Poul Anderson devotes six pages to what Trevelyan learns about the slain race from their architecture, art, pictorial record and decayed technology. They had not used automobiles, had avoided pollution and had clearly thought ahead about such problems. It pays to reread these pages carefully. Trevelyan and the readers want to know what it had been like to be those people but the whole point of the story is that this entire race is not discovered until it is extinct so its legacy must be preserved:
"We guard the great Pact, which is the heart of civilization, of society, and ultimately of life itself: the unspoken Pact between the living, the dead, and the unborn, that to the best of our poor mortal abilities they shall all be kept one in the oneness of time. Without it, nothing would have meaning and it may be that nothing would survive. But the young generations so often do not understand." (p. 251)
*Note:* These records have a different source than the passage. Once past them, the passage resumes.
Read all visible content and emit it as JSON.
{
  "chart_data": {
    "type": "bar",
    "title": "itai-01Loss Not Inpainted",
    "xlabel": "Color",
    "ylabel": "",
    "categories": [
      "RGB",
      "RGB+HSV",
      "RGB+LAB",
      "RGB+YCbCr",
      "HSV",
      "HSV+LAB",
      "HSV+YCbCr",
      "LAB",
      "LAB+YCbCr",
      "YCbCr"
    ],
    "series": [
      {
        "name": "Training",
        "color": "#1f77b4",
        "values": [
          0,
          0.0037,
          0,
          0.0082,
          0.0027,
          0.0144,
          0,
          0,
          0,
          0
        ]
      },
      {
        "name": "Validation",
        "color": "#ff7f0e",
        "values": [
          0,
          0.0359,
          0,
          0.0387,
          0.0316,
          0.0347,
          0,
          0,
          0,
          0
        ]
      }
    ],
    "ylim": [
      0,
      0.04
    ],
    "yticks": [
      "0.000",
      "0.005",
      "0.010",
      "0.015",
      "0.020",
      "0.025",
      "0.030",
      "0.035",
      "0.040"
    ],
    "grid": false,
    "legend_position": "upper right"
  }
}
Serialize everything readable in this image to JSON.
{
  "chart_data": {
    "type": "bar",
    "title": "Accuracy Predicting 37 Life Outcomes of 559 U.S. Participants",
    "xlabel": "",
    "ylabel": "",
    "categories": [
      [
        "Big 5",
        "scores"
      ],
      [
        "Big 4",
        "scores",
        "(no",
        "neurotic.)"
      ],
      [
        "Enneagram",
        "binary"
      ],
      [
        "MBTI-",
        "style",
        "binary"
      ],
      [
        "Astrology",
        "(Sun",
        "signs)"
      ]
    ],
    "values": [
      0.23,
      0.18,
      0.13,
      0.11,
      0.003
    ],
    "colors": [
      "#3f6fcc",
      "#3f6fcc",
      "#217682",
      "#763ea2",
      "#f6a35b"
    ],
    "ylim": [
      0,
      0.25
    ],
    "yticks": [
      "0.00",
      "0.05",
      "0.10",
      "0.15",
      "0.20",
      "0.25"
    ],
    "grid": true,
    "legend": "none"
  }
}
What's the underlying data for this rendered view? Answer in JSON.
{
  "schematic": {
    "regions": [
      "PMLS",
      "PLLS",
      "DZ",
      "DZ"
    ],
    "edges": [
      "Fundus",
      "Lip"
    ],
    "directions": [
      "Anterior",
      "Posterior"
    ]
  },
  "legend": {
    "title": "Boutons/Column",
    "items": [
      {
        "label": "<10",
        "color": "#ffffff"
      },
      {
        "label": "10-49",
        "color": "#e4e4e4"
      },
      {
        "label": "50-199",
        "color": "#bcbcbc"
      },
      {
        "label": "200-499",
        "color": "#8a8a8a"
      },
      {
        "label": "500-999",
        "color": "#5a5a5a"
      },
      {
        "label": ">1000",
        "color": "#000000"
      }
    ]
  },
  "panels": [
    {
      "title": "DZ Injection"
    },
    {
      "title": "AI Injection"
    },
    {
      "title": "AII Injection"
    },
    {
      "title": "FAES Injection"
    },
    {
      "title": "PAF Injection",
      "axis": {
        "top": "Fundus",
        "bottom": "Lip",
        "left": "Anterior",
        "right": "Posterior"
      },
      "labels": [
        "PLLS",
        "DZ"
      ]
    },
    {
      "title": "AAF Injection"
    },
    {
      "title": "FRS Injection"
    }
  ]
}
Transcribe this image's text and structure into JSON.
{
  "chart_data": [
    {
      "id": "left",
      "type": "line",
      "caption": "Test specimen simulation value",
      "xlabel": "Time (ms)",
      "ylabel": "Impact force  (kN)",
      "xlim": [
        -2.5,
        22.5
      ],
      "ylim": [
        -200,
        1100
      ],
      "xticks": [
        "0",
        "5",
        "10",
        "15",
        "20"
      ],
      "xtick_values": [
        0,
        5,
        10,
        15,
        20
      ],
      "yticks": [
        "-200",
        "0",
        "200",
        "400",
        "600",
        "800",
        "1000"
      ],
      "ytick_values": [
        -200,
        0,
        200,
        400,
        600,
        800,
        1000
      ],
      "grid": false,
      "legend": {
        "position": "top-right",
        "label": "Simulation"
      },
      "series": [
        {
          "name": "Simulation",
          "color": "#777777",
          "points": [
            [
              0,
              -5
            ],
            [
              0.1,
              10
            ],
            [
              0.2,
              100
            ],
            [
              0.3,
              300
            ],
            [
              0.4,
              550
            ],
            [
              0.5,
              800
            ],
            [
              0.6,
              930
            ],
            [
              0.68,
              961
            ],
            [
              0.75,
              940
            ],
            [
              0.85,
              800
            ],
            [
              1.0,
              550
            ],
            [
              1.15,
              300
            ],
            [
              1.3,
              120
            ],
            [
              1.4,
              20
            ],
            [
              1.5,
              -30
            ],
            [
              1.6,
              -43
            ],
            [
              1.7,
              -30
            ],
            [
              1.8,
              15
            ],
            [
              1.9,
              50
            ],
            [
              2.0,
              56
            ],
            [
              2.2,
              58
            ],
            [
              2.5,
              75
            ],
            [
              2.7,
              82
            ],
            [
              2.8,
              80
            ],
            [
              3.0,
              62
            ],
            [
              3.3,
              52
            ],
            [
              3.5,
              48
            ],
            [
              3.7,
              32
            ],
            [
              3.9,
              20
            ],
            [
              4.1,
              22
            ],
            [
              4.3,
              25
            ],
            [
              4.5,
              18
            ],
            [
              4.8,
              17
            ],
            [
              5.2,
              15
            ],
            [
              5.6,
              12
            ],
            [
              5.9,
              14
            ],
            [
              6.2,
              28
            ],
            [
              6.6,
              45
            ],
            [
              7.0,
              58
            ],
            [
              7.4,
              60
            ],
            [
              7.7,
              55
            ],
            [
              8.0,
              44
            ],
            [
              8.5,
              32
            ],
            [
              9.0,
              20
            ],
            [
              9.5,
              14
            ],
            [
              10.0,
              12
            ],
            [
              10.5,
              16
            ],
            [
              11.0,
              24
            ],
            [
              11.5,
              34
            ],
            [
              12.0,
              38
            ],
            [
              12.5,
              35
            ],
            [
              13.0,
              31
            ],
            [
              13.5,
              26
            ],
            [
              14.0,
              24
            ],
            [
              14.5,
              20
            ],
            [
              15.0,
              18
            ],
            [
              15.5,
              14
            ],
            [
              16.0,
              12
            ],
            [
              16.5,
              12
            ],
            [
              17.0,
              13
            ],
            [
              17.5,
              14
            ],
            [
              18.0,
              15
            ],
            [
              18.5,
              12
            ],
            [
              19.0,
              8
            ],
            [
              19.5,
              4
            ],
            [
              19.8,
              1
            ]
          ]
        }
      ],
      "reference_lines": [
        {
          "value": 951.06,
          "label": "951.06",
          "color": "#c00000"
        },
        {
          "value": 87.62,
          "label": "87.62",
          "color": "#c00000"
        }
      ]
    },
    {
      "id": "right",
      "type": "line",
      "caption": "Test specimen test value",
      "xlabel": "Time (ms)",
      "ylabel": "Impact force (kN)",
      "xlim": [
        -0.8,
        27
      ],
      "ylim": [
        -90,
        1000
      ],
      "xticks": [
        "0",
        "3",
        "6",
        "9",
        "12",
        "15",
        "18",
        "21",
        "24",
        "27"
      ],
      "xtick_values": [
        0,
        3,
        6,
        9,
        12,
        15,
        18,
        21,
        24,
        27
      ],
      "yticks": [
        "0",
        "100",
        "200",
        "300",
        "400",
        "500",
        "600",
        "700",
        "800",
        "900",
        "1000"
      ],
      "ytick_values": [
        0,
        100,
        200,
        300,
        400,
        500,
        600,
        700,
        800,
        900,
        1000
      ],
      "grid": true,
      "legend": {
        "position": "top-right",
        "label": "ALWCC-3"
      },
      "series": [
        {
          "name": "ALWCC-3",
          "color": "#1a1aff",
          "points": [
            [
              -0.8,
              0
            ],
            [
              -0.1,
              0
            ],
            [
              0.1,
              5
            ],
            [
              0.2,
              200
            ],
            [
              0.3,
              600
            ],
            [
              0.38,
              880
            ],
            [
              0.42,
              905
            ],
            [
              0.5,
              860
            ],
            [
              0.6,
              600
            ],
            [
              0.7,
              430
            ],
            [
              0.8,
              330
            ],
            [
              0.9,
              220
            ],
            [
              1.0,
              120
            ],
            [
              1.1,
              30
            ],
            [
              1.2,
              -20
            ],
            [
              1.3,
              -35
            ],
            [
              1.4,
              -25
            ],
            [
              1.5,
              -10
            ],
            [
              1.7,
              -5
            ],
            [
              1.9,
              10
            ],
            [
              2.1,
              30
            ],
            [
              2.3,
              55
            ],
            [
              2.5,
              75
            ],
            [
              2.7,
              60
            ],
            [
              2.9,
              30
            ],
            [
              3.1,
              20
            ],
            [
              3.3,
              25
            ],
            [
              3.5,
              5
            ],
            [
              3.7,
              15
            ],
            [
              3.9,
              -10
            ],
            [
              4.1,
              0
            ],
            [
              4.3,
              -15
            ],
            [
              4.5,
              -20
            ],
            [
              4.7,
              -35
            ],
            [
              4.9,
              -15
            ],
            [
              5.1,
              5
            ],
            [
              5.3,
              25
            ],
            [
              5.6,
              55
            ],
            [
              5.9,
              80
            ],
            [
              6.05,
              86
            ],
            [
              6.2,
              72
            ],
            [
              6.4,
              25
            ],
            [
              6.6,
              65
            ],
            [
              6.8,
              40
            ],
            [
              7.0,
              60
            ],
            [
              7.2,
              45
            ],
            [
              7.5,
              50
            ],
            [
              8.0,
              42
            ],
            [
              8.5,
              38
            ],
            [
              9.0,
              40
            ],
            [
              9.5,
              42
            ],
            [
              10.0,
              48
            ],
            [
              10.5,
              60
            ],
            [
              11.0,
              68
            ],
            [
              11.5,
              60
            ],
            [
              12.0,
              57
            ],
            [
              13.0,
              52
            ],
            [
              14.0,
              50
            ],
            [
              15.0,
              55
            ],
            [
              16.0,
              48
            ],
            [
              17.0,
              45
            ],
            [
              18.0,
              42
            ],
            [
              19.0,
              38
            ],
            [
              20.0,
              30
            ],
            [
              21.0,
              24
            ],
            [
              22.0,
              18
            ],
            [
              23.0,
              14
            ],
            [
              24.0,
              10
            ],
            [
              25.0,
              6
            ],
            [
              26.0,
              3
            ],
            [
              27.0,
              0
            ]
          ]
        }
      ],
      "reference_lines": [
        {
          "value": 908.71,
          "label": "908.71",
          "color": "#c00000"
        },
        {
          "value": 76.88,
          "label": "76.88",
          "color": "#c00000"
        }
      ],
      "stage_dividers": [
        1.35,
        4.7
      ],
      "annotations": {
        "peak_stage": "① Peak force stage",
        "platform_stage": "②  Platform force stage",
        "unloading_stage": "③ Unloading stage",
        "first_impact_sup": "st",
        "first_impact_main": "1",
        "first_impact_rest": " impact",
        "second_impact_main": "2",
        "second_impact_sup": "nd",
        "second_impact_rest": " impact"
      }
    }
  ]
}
In another Andersonian universe, Time Patrollers have an even closer experience of the oneness of time.
Sheila is at choir and I am about to go to Zen. Next week, Monday to Friday, we will be in a hotel in Wales and I will be without my laptop.
1 comment:
Kaor, Paul!
I still have sympathy for the aspirations/hopes of Murdoch Juan. After discovering Good Luck he should have tried obtaining a patent from the Stellar Union allowing him to settle parts of the planet as and when they became available after scholarly study.